The news caused the S&P 500 to drop by 4.3 per cent, the Dow Jones Industrial Average to drop 3.9 per cent, and the Nasdaq Composite to drop 5.2 per cent, CBS News reports.

The declines marked the Dow’s worst single day since June 2020.

Major companies like Facebook-parent Meta and computer graphics chip maker Nvidia saw even bigger drops in stock price.

“We are not out of the woods yet,” Luke Tilley, the chief economist at Wilmington Trust, told The New York Times. “We can’t even see the edge of the woods from here.”

Job growth remains good, despite the high inflation.

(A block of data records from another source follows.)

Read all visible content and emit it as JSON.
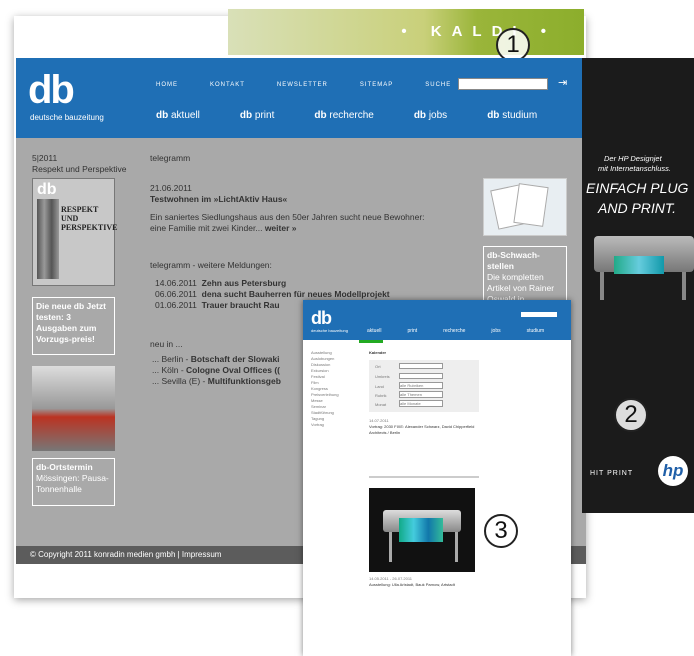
{
  "banner": {
    "text": "• KALDI •"
  },
  "badges": {
    "one": "1",
    "two": "2",
    "three": "3"
  },
  "header": {
    "logo": "db",
    "logo_sub": "deutsche bauzeitung",
    "topnav": [
      "HOME",
      "KONTAKT",
      "NEWSLETTER",
      "SITEMAP",
      "SUCHE"
    ],
    "mainnav": [
      {
        "prefix": "db",
        "label": "aktuell"
      },
      {
        "prefix": "db",
        "label": "print"
      },
      {
        "prefix": "db",
        "label": "recherche"
      },
      {
        "prefix": "db",
        "label": "jobs"
      },
      {
        "prefix": "db",
        "label": "studium"
      }
    ]
  },
  "left": {
    "issue": "5|2011",
    "issue_title": "Respekt und Perspektive",
    "cover_text": "RESPEKT UND PERSPEKTIVE",
    "promo": "Die neue db Jetzt testen: 3 Ausgaben zum Vorzugs-preis!",
    "ortstermin_title": "db-Ortstermin",
    "ortstermin_text": "Mössingen: Pausa-Tonnenhalle"
  },
  "center": {
    "section": "telegramm",
    "date": "21.06.2011",
    "headline": "Testwohnen im »LichtAktiv Haus«",
    "teaser": "Ein saniertes Siedlungshaus aus den 50er Jahren sucht neue Bewohner: eine Familie mit zwei Kinder...",
    "more": "weiter »",
    "more_title": "telegramm - weitere Meldungen:",
    "items": [
      {
        "date": "14.06.2011",
        "title": "Zehn aus Petersburg"
      },
      {
        "date": "06.06.2011",
        "title": "dena sucht Bauherren für neues Modellprojekt"
      },
      {
        "date": "01.06.2011",
        "title": "Trauer braucht Rau"
      }
    ],
    "new_title": "neu in ...",
    "new_items": [
      {
        "place": "... Berlin - ",
        "title": "Botschaft der Slowaki"
      },
      {
        "place": "... Köln - ",
        "title": "Cologne Oval Offices (("
      },
      {
        "place": "... Sevilla (E) - ",
        "title": "Multifunktionsgeb"
      }
    ]
  },
  "right": {
    "title": "db-Schwach-stellen",
    "text": "Die kompletten Artikel von Rainer Oswald in"
  },
  "footer": {
    "text": "© Copyright 2011 konradin medien gmbh | Impressum"
  },
  "hp_ad": {
    "line1": "Der HP Designjet",
    "line2": "mit Internetanschluss.",
    "headline1": "EINFACH PLUG",
    "headline2": "AND PRINT.",
    "tagline": "HIT PRINT",
    "brand": "hp"
  },
  "overlay": {
    "logo": "db",
    "logo_sub": "deutsche bauzeitung",
    "nav": [
      "aktuell",
      "print",
      "recherche",
      "jobs",
      "studium"
    ],
    "sidebar": [
      "Ausstellung",
      "Auslobungen",
      "Diskussion",
      "Exkursion",
      "Festival",
      "Film",
      "Kongress",
      "Preisverleihung",
      "Messe",
      "Seminar",
      "Stadtführung",
      "Tagung",
      "Vortrag"
    ],
    "form_title": "Kalender",
    "form_labels": [
      "Ort",
      "Umkreis",
      "Land",
      "Rubrik",
      "Monat"
    ],
    "select_values": [
      "alle Rubriken",
      "alle Themen",
      "alle Monate"
    ],
    "event1_date": "14.07.2011",
    "event1_title": "Vortrag: 2030 FIXE: Alexander Schwarz, David Chipperfield Architects / Berlin",
    "event2_date": "14.05.2011 - 26.07.2011",
    "event2_title": "Ausstellung: Ulla Arlstadt, Bauk Parnow, Artstadt"
  }
}
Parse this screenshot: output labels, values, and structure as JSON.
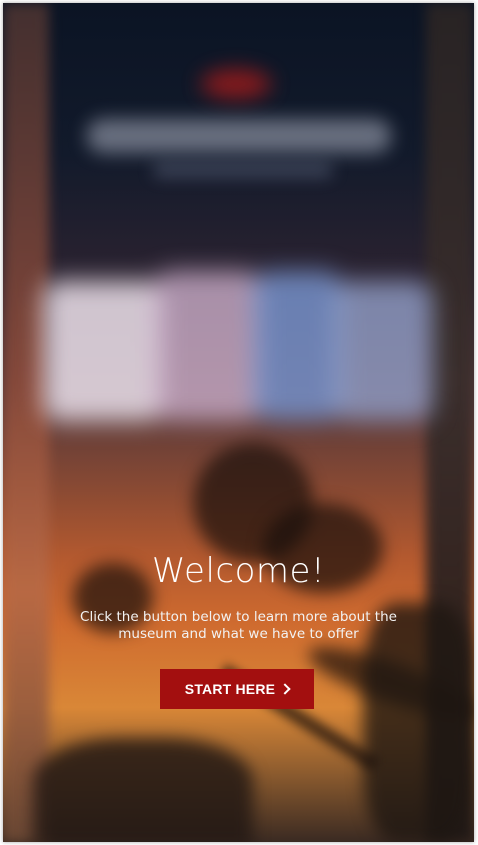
{
  "welcome": {
    "title": "Welcome!",
    "subtitle": "Click the button below to learn more about the museum and what we have to offer",
    "start_button": "START HERE"
  },
  "colors": {
    "button": "#a30f0f",
    "text": "#ffffff"
  },
  "icons": {
    "start_button_icon": "chevron-right-icon"
  }
}
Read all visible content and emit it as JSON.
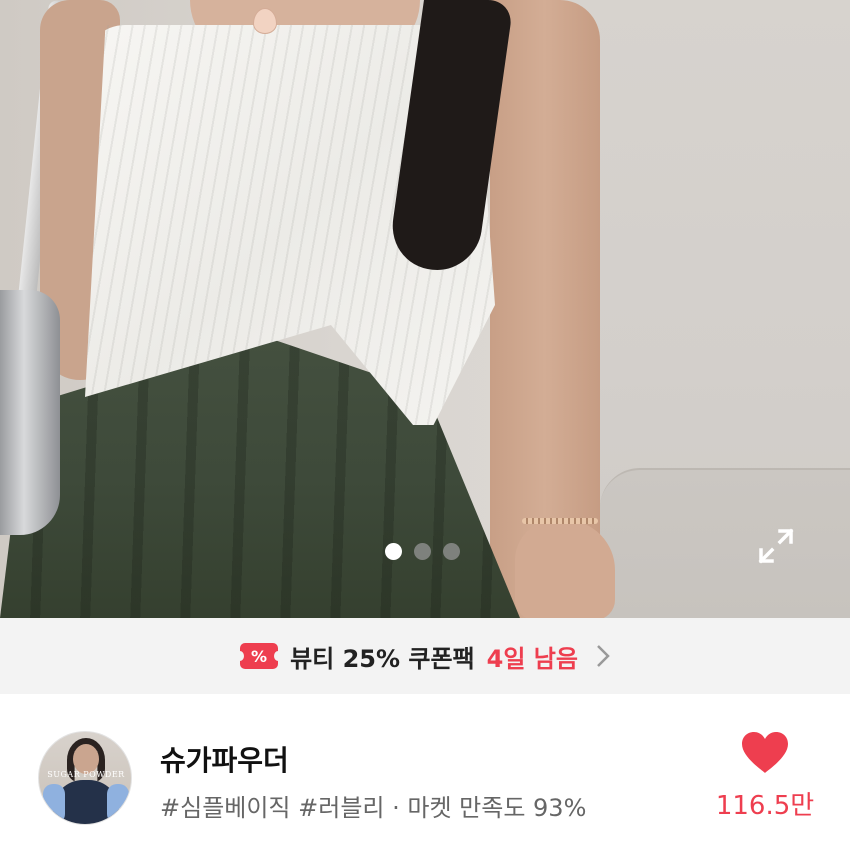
{
  "carousel": {
    "current_index": 1,
    "total": 3
  },
  "coupon": {
    "label": "뷰티 25% 쿠폰팩",
    "remaining": "4일 남음",
    "icon": "coupon-ticket-icon",
    "color": "#ee3e4f"
  },
  "seller": {
    "name": "슈가파우더",
    "tags_and_rating": "#심플베이직 #러블리 · 마켓 만족도 93%",
    "avatar_logo": "SUGAR POWDER"
  },
  "likes": {
    "count": "116.5만",
    "icon": "heart-icon"
  }
}
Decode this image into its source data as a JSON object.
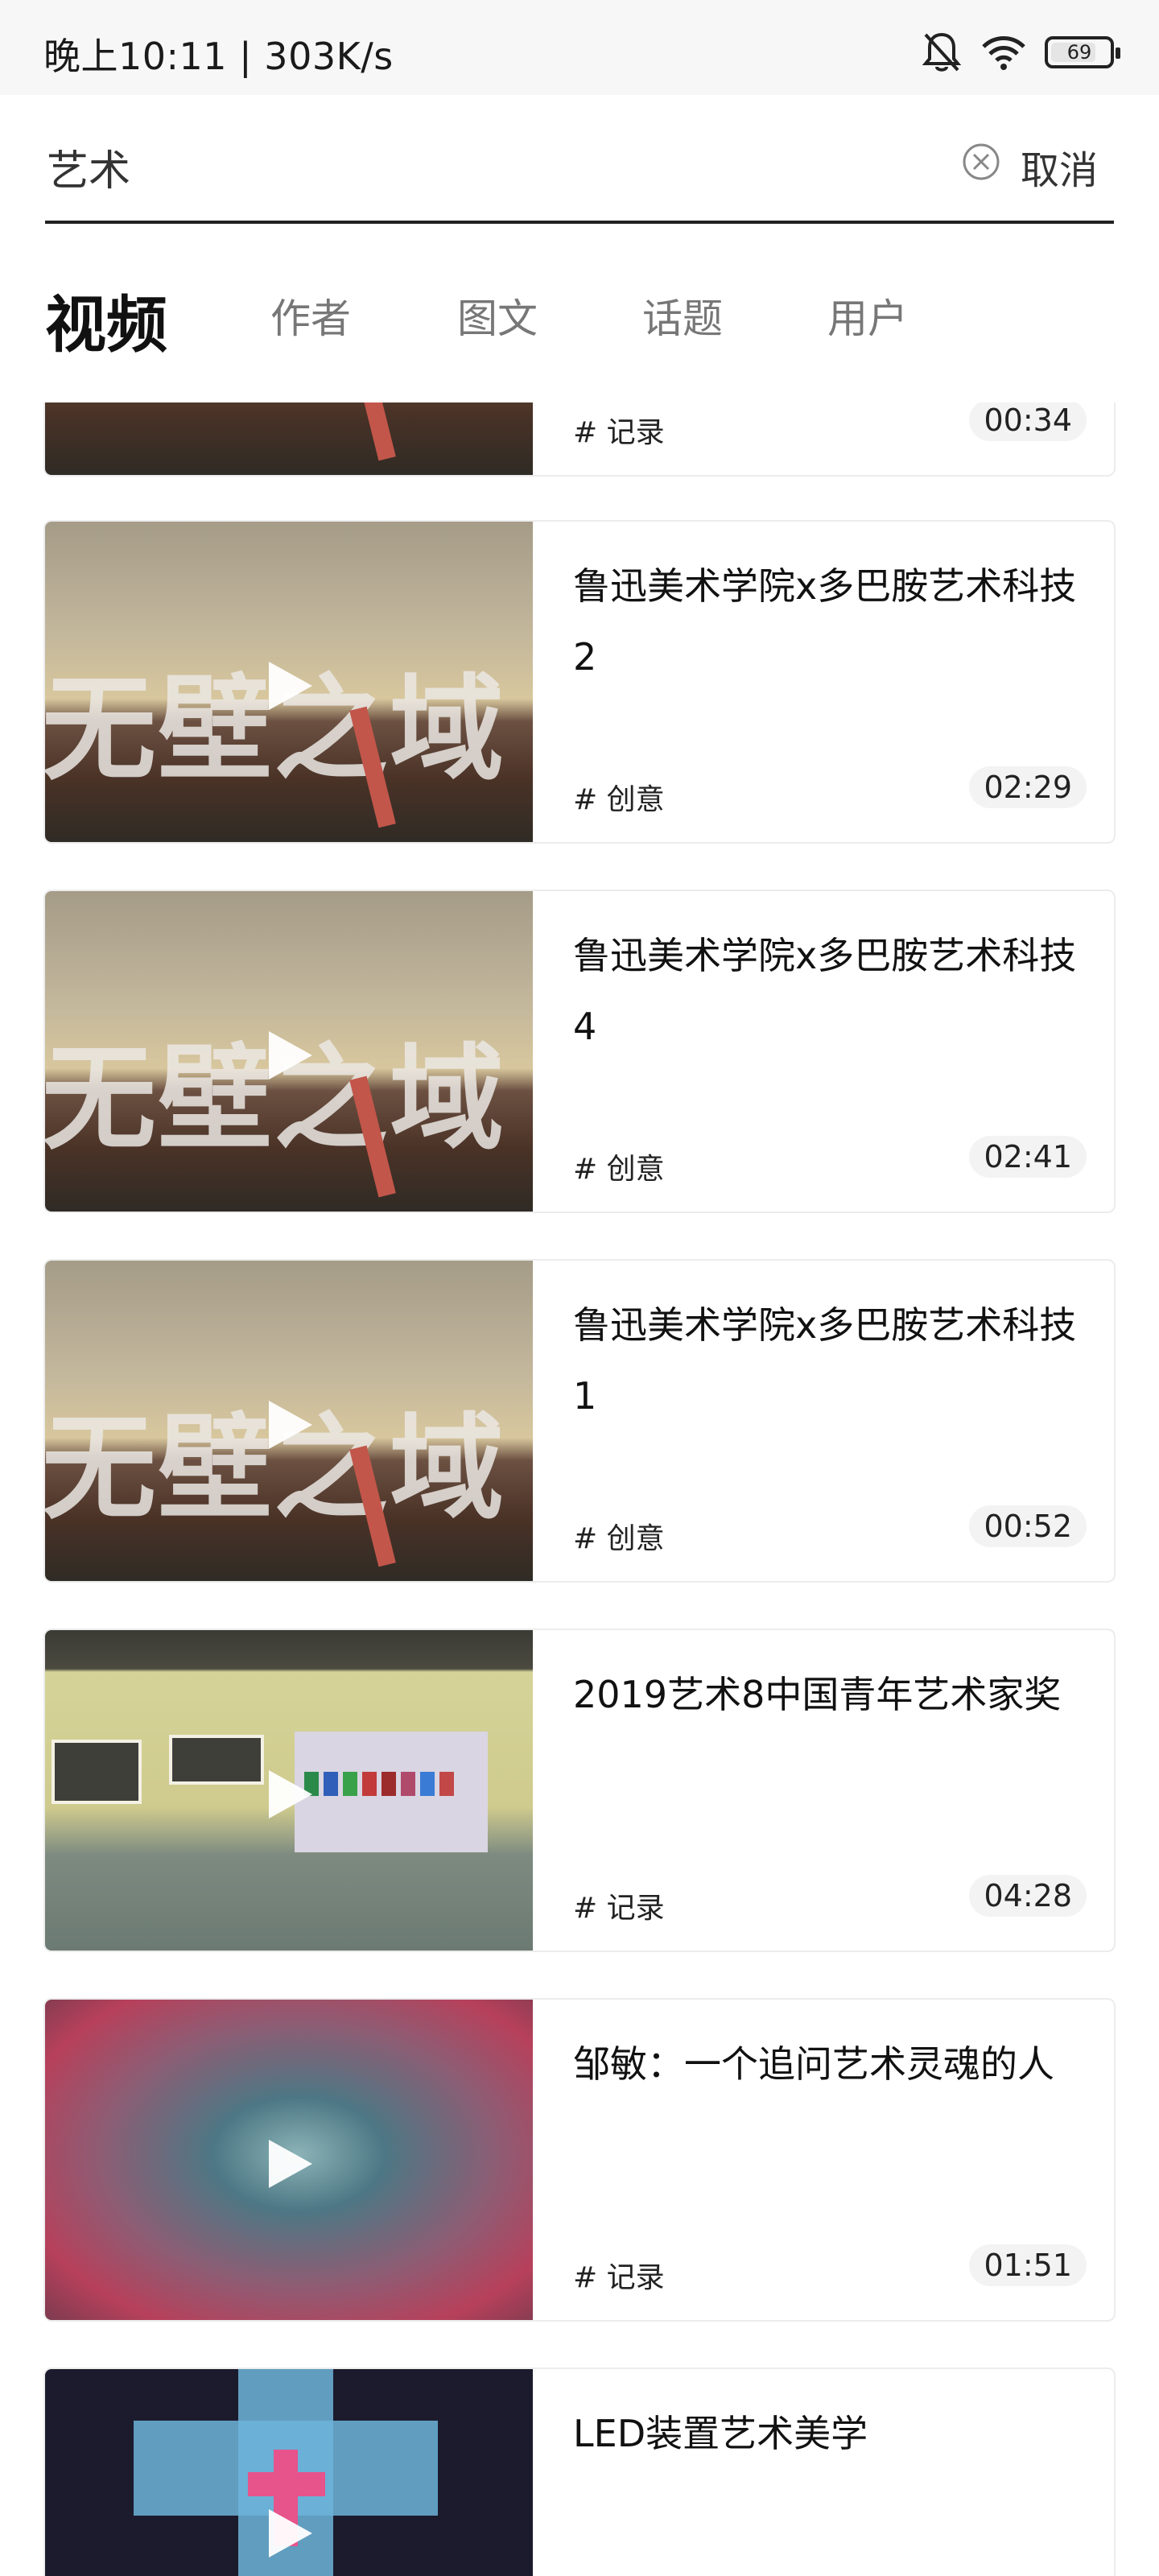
{
  "status_bar": {
    "time_speed": "晚上10:11 | 303K/s",
    "battery": "69",
    "icons": [
      "bell-muted-icon",
      "wifi-icon",
      "battery-icon"
    ]
  },
  "search": {
    "value": "艺术",
    "clear_icon": "close-circle-icon",
    "cancel_label": "取消"
  },
  "tabs": [
    {
      "label": "视频",
      "active": true
    },
    {
      "label": "作者",
      "active": false
    },
    {
      "label": "图文",
      "active": false
    },
    {
      "label": "话题",
      "active": false
    },
    {
      "label": "用户",
      "active": false
    }
  ],
  "videos": [
    {
      "title": "",
      "tag": "# 记录",
      "duration": "00:34"
    },
    {
      "title": "鲁迅美术学院x多巴胺艺术科技2",
      "tag": "# 创意",
      "duration": "02:29",
      "thumb_text": "无壁之域"
    },
    {
      "title": "鲁迅美术学院x多巴胺艺术科技4",
      "tag": "# 创意",
      "duration": "02:41",
      "thumb_text": "无壁之域"
    },
    {
      "title": "鲁迅美术学院x多巴胺艺术科技1",
      "tag": "# 创意",
      "duration": "00:52",
      "thumb_text": "无壁之域"
    },
    {
      "title": "2019艺术8中国青年艺术家奖",
      "tag": "# 记录",
      "duration": "04:28"
    },
    {
      "title": "邹敏：一个追问艺术灵魂的人",
      "tag": "# 记录",
      "duration": "01:51"
    },
    {
      "title": "LED装置艺术美学",
      "tag": "",
      "duration": ""
    }
  ],
  "colors": {
    "accent": "#111111",
    "tab_inactive": "#777777",
    "card_border": "#ececec",
    "duration_bg": "#f3f3f3"
  }
}
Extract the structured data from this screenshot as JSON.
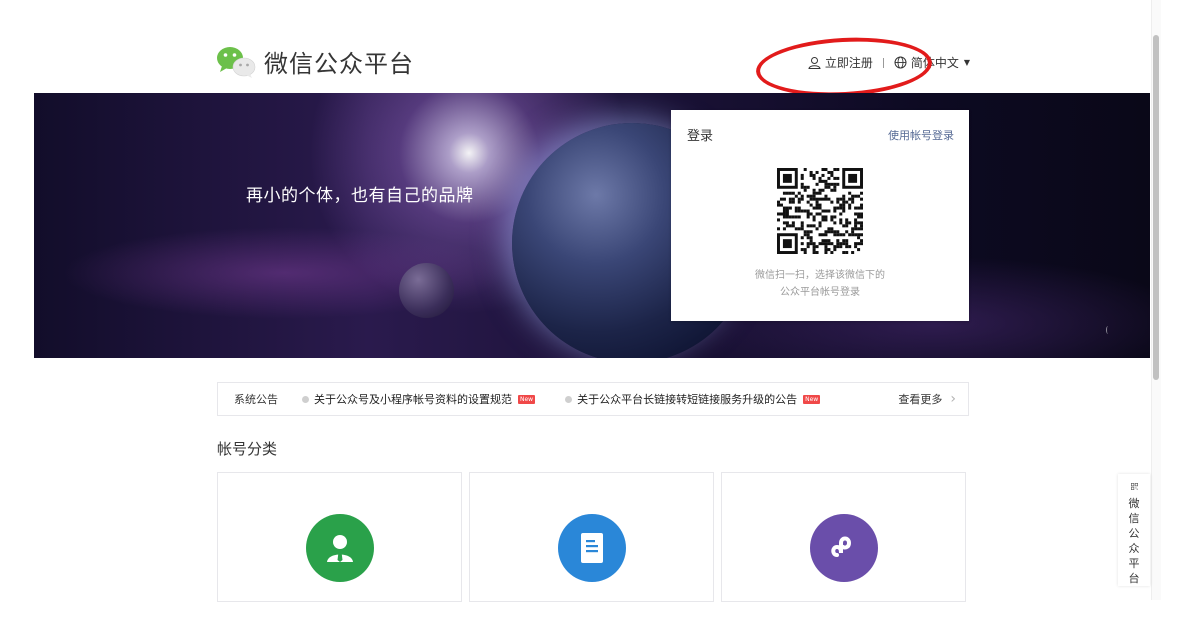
{
  "header": {
    "logo_text": "微信公众平台",
    "register_label": "立即注册",
    "language_label": "简体中文"
  },
  "banner": {
    "slogan": "再小的个体，也有自己的品牌"
  },
  "login": {
    "title": "登录",
    "switch_label": "使用帐号登录",
    "tip_line1": "微信扫一扫，选择该微信下的",
    "tip_line2": "公众平台帐号登录"
  },
  "notice": {
    "label": "系统公告",
    "items": [
      {
        "text": "关于公众号及小程序帐号资料的设置规范",
        "badge": "New"
      },
      {
        "text": "关于公众平台长链接转短链接服务升级的公告",
        "badge": "New"
      }
    ],
    "more_label": "查看更多"
  },
  "categories": {
    "title": "帐号分类",
    "cards": [
      {
        "icon": "person-icon",
        "color": "#2aa14a"
      },
      {
        "icon": "document-icon",
        "color": "#2a87d8"
      },
      {
        "icon": "mini-program-icon",
        "color": "#6a4eaa"
      }
    ]
  },
  "side_tab": {
    "label": "微信公众平台"
  }
}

According to the most recent Labor Department jobs report, unemploytment sits at 3.7 per cent, up from 3.5 per cent in July.

“We see labour force participation coming back and that’s a good thing,” said AnnElizabeth Konkel, senior economist at Indeed, told the Washington Post. “If we have increasing participation but not all people have a job yet, that means unemployment will rise. My assumption is these people back to participating will be able to find jobs quickly.”

In August, the US economy added 315,000 jobs, the latest in 20 straight months that added more than 200,000 new positions.

Mr Biden celebrated the numbers earlier this month in comments at the White House.

“The great American jobs machine continues its comeback,” he said. “American workers are back to work, earning more [in] manufacturing, building an economy from the bottom up and the middle out. With today’s news, we have now created nearly 10 million new jobs since I took office.”

Still, the inflation report suggests the Federal Reserve’s recent moves to raise interest rates and slow borrowing haven’t yet had their full desired impact.

“Inflation remains hot, financial conditions have seen some improvement, and the labor markets are humming along,” Neil Dutta, head of US economics at Renaissance Macro, said in a research note following the CPI report. “If the goal is to slow things down and create some pain, the Fed is failing by its own standard.”

Later this month, the Fed will meet to consider further raising rates.